The Constitution goes further
Co-operation may not be the subject of particular restrictions in the first and third pillars, (‘Community’ for the first one and intergovernmental relating to justice and internal affairs for the other). However, it is strictly limited to the implementation of common actions or positions within the framework of the second pillar (intergovernmental relating to common foreign and security policy, CFSP). Moreover, it cannot be used on issues with military implications or in the area of defence. Thus, in the second pillar co-operation reveals itself to be more about the mandate of execution than offering a real opportunity to pursue the integration route, which is to be regretted inasmuch that the second pillar without a doubt needs to be deepened. And indeed the members of the Convention seem to have shared these concerns since the Constitutional project abandoned these restrictions in article III-325.

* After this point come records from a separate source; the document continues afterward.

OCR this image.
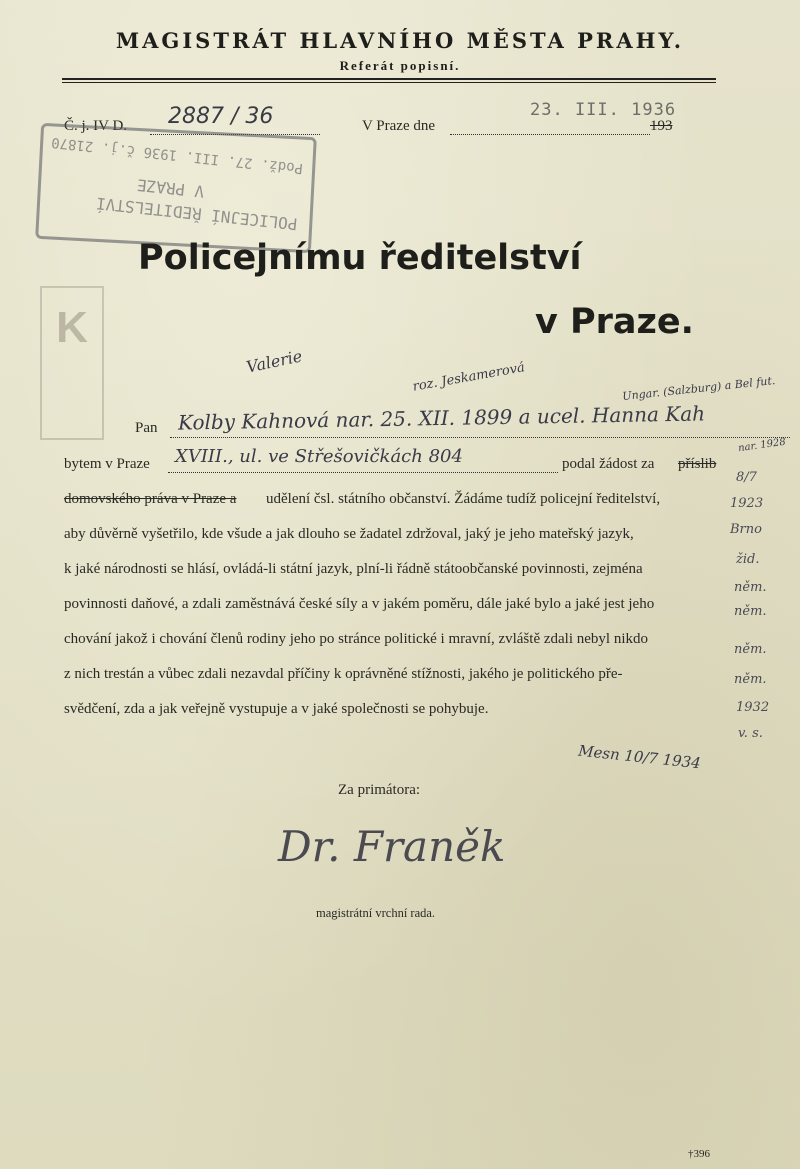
MAGISTRÁT HLAVNÍHO MĚSTA PRAHY.
Referát popisní.
Č. j. IV D. 2887 / 36	V Praze dne
23. III. 1936
193
POLICEJNÍ ŘEDITELSTVÍ
V PRAZE
Podž. 27. III. 1936 č.j. 21870
K
Policejnímu ředitelství
v Praze.
Valerie	roz. Jeskamerová	Ungar. (Salzburg) a Bel fut.
Pan Kolby Kahnová nar. 25. XII. 1899 a ucel. Hanna Kah
bytem v Praze XVIII., ul. ve Střešovičkách 804	podal žádost za příslib
nar. 1928
domovského práva v Praze a udělení čsl. státního občanství. Žádáme tudíž policejní ředitelství,
aby důvěrně vyšetřilo, kde všude a jak dlouho se žadatel zdržoval, jaký je jeho mateřský jazyk,
k jaké národnosti se hlásí, ovládá-li státní jazyk, plní-li řádně státoobčanské povinnosti, zejména
povinnosti daňové, a zdali zaměstnává české síly a v jakém poměru, dále jaké bylo a jaké jest jeho
chování jakož i chování členů rodiny jeho po stránce politické i mravní, zvláště zdali nebyl nikdo
z nich trestán a vůbec zdali nezavdal příčiny k oprávněné stížnosti, jakého je politického pře-
svědčení, zda a jak veřejně vystupuje a v jaké společnosti se pohybuje.
8/7
1923
Brno
žid.
něm.
něm.
něm.
něm.
1932
v. s.
Mesn 10/7 1934
Za primátora:
Dr. Franěk
magistrátní vrchní rada.
†396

To conclude, it can be remarked that the Nice treaty wanted to facilitate the creation of so-called ‘pioneer’ groups by bringing the minimum threshold of States required to create co-operation down to eight, whereas the Amsterdam treaty required a majority. For the reasoning considered above, this modification is insufficient or regrettable: insufficient if you consider that co-operation is a sub-systemic integration tool which is not really cut out to be expanded to all States and whose optimal numbers of participation could very well be less than eight. It is regrettable if you see it in terms of avant-garde reasoning where co-operation has a training effect. The majority condition therefore seems preferable, even more so because it removes the risk of concurrent co-operation. The important thing is to note that enhanced co-operation offers an imperfect response to the concerns rekindled by the Brussels summit. If they are a source of welcome flexibility in an enlarged Europe, their effects still remain to be discovered. In the short term, their trump card could be to help overcome impasse within the Council where certain States seem more attached to their ability to block than implementing an effective decision making process.